Air France : le retrait de Transavia Europe, un mal pour un bien ?

Par Fabrice Gliszczynski  |   |  531  mots
Les négocioations avec les pilotes portent aujourd'hui sur Transavia France
Alors que le bras de fer continue entre la direction et les pilotes d’Air France, toujours en grève, La Tribune revient sur la concession de la direction de ne pas développer Transavia à l’étranger.

Le retrait par la direction d'Air France du projet Transavia Europe est-il vraiment une mauvaise chose pour Air France-KLM? Si l'on en croit l'énergie déployée par le PDG du groupe, Alexandre de Juniac, il y a plus de 15 jours lors de la présentation du projet, pour justifier le bien-fondé de la création de filiales en Europe, leur retrait porte un coup dur au Plan Perform 2020, qui doit débuter début 2015.

Croissance sélective

Ce plan, très ambitieux sur le plan financier et stratégique, vise à permettre à Air France-KLM de "capter la croissance", de manière sélective. Devant les analystes, le 11 septembre dernier, trois cibles ont été identifiées: la maintenance, le long-courrier à travers des partenariats, et la filiale à bas coûts Transavia (aujourd'hui composée de Transavia Hollande et Transavia France) pour en faire l'une des cinq plus grosses low-cost d'Europe d'ici à trois ans avec un doublement de la flotte d'avions d'ici à 2017, à 100 appareils.
Ce développement passait par la croissance de Transavia France, limitée aujourd'hui à 14 avions, par un accord avec les pilotes d'Air France, et par la création de Transavia Europe, une structure permettant d'ouvrir des bases d'exploitation ailleurs qu'en France et aux Pays-Bas avec du personnel disposant de contrats locaux -le meilleur moyen de capter la croissance du marché low-cost en Europe qui a augmenté de 12,5% entre 2007 et 2013.

Défense d'Orly

Dans ce projet, Transavia affichait donc un volet offensif de gains de parts de marché (Transavia Europe) et un volet défensif : celui de contre-attaquer les low-cost étrangères en France, à Orly en particulier.

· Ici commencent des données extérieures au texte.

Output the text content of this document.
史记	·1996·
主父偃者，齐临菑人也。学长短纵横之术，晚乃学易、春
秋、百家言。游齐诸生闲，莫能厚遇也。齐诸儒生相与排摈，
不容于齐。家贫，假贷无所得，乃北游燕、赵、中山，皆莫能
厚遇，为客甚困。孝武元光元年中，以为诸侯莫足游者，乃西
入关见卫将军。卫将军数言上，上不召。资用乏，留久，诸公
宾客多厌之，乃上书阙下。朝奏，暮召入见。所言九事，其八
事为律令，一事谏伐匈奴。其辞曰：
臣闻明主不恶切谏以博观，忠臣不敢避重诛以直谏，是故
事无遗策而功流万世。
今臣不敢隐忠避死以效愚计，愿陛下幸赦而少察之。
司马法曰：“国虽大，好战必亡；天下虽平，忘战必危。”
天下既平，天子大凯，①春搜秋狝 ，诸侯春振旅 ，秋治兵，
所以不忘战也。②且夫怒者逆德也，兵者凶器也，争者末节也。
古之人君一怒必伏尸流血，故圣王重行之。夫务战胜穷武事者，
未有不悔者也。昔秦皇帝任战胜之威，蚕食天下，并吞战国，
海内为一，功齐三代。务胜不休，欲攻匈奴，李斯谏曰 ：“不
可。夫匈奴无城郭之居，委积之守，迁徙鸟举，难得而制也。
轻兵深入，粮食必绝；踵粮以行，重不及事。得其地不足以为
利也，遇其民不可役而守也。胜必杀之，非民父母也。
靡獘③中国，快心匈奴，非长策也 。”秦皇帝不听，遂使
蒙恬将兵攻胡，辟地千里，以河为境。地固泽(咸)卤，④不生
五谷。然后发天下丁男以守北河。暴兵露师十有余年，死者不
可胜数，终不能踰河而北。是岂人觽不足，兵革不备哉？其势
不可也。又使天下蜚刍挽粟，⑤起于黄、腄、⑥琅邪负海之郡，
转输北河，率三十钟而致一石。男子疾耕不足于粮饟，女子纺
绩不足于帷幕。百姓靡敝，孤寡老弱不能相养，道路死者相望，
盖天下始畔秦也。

En effet, sans développement de Transavia France, Air France serait incapable de maintenir ses positions face aux low-cost et risquerait fort de fermer des lignes, libérant ainsi des créneaux horaires de décollage à la concurrence.

Risque d'échec

En lâchant Transavia Europe sous la pression des pilotes qui la considérait comme un outil de délocalisation de l'emploi français, Air France n'a donc conservé que l'aspect défensif de Transavia. Ceux qui prêchaient cette stratégie le regrettent. D'autres, plus pragmatiques sont plus réservés.

"Le risque d'exécution de Transavia Europe était très important", explique Yan Derocles, analyste chez Oddo Securities.

Partie de rien, elle devait s'imposer à l'étranger face à des Ryanair ou Easyjet fortement installées, alors même que sa notoriété reste à prouver en dehors des marchés français et néerlandais. En outre, au-delà de sa structure de coûts qui s'approche de celles des meilleures low-cost, Transavia dispose d'une expérience modeste de la commercialisation directe auprès des voyageurs. Jusqu'ici son modèle était en effet un modèle mi-charter-mi-low-cost, avec une bonne part d'avions remplis par les tour-opérateurs.

La croissance de Transavia France va-t-elle compenser?

Le retrait du projet permettra non seulement de réduire l'enveloppe des investissements (1 milliard d'euros était prévu) mais aussi d'anticiper les bénéfices attendus du pôle Transavia. Pour autant, pour que l'abandon de Transavia Europe soit bien un moindre mal, Yan Derocles estime qu'il faudrait muscler davantage Transavia France au-delà des 37 avions jusqu'ici annoncés par la direction.